“Non c’è dignità e non c’è democrazia. Va rivista la stabilità della Lega perché qui c’è un presidente che ha dato le dimissioni tempo fa e invece di eleggerne uno nuovo si continua a tirare avanti con questa vacatio. Non va bene. Io e Cellino torneremo quando questa Lega tornerà a funzionare nella maniera dovuta e secondo la legge. Abbiamo intenzione di eleggere un nuovo presidente, o no?”. Maurizio Zamparini, presidente del Palermo, tuona contro coloro che a suo dire non vogliono sistemare le cose in Lega calcio, l’organismo che riunisce i vertici delle società di serie A. Lui e Cellino, patron del Cagliari, hanno lasciato prima del termine l’assemblea che si è tenuta ieri a Milano con l’obiettivo di eleggere un nuovo vicepresidente al posto di Rosella Sensi, ex proprietaria della Roma. I presidenti presenti (Roma e Fiorentina non hanno preso parte all’incontro) hanno votato 3 volte, ma senza raggiungere il quorum necessario per eleggere il candidato numero uno, che oggi risponde alla figura di Enrico Preziosi, presidente del Genoa.
Dal marzo dello scorso anno, Maurizio Beretta è il nuovo responsabile della comunicazione di Unicredit. L’incarico gli è stato proposto quando occupava la poltrona di leader della Lega, che dirige dall’agosto 2009. Da tempo, si dice pronto a farsi da parte per permettere l’insediamento di un nuovo presidente. Ma le cose vanno per le lunghe e Beretta rimane al suo posto. Tra i mugugni e le lamentele che arrivano anche e soprattutto dal Coni, che non gradisce (e lo fa sapere non appena ne ha l’occasione) i suoi modi di fare. Petrucci, presidente del Coni, nel dicembre scorso scoccò la freccia, “In Lega si parla solo di soldi”, che Beretta rispedì al mittente con una prodezza da fuoriclasse: “Fare soldi è il nostro al lavoro”. Tra i due non corre buon sangue e la cosa è nota a tutti.

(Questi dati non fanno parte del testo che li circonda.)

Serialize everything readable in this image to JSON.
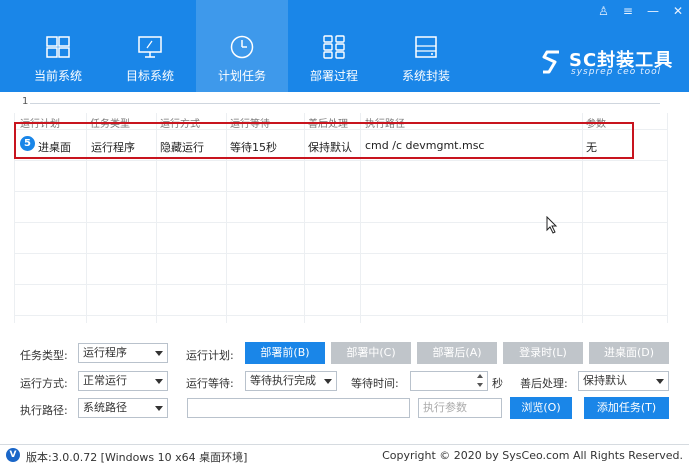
{
  "window": {
    "controls": [
      "♙",
      "≡",
      "—",
      "✕"
    ]
  },
  "nav": [
    {
      "label": "当前系统",
      "icon": "windows-icon"
    },
    {
      "label": "目标系统",
      "icon": "monitor-icon"
    },
    {
      "label": "计划任务",
      "icon": "clock-icon",
      "active": true
    },
    {
      "label": "部署过程",
      "icon": "grid-icon"
    },
    {
      "label": "系统封装",
      "icon": "drive-icon"
    }
  ],
  "logo": {
    "title": "SC封装工具",
    "subtitle": "sysprep ceo tool"
  },
  "pagination": {
    "page": "1"
  },
  "table": {
    "headers": [
      "运行计划",
      "任务类型",
      "运行方式",
      "运行等待",
      "善后处理",
      "执行路径",
      "参数"
    ],
    "rows": [
      {
        "num": "5",
        "plan": "进桌面",
        "type": "运行程序",
        "mode": "隐藏运行",
        "wait": "等待15秒",
        "after": "保持默认",
        "path": "cmd /c devmgmt.msc",
        "param": "无"
      }
    ]
  },
  "form": {
    "task_type_label": "任务类型:",
    "task_type_value": "运行程序",
    "run_plan_label": "运行计划:",
    "plan_buttons": [
      "部署前(B)",
      "部署中(C)",
      "部署后(A)",
      "登录时(L)",
      "进桌面(D)"
    ],
    "run_mode_label": "运行方式:",
    "run_mode_value": "正常运行",
    "run_wait_label": "运行等待:",
    "run_wait_value": "等待执行完成",
    "wait_time_label": "等待时间:",
    "wait_time_unit": "秒",
    "after_label": "善后处理:",
    "after_value": "保持默认",
    "exec_path_label": "执行路径:",
    "exec_path_value": "系统路径",
    "param_placeholder": "执行参数",
    "browse_label": "浏览(O)",
    "add_task_label": "添加任务(T)"
  },
  "footer": {
    "version": "版本:3.0.0.72 [Windows 10 x64 桌面环境]",
    "copyright": "Copyright © 2020 by SysCeo.com All Rights Reserved."
  },
  "colors": {
    "accent": "#1a86e8",
    "highlight": "#c8141e",
    "disabled": "#c0c5ca"
  }
}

Eppure, come si diceva, lui, Beretta, è ancora al suo posto.
A differenza di Rosella Sensi, per tre anni presidente della Roma, che nel volgere di qualche settimana è passata dall’essere il candidato più probabile alla sostituzione di Beretta all’uscita dalla Lega per la cessione della società giallorossa, causa debiti, a Unicredit. Sì, proprio il gruppo di credito per il quale ha iniziato a lavorare Beretta. Dallo scorso luglio, la Sensi lavora al Comune di Roma come assessore alla promozione della candidatura olimpica della capitale. E di calcio si interessa soltanto nel fine settimana, quando decide di seguire la “sua” Roma allo stadio. Il suo posto in Lega è vacante da mesi. L’assemblea di ieri poteva risolvere il guaio. Ma vuoi per gli abbandoni di Cellino e Zamparini, vuoi per l’assenza dei dirigenti di Roma e Fiorentina, vuoi pure per la mancanza di un accordo dei presidenti votanti sul nome di Preziosi, tutto si è risolto in un nulla di fatto.
Per eleggere il vicepresidente della Lega, sono necessari i voti dei due terzi degli aventi diritto (20). Hanno detto sì a Preziosi 11 presidenti. Per chiudere la questione, ne sarebbero serviti altri 3. Prima di entrare in assemblea, il numero uno del Genoa ha dichiarato “Sono stato definito bancarottiere, difficile che io possa rappresentare la Lega. Sono stato l’unico a pagare nel calcio, con una squalifica di sette anni. Allora perché sono dentro la Lega? Forse qualcuno pensa che io non sia un bancarottiere, al contrario di un giudice spinto dal movimento popolare a Como. C’è molta ipocrisia”. Ipocrisia o meno, è certo che la mancata elezione di Preziosi non ha tolto il sonno a Petrucci. Che da tempo si batte affinché la moralità trovi spazi nelle stanze della Lega calcio. “Sospensione dei dirigenti condannati, anche in primo grado”, questo il suo credo. E Preziosi non rientra nella categoria. Come pure Lotito, presidente della Lazio, condannato per i fatti di Calciopoli, che frequenta la Lega nella veste di consigliere federale perché le norme Coni gli impediscono di fare diversamente.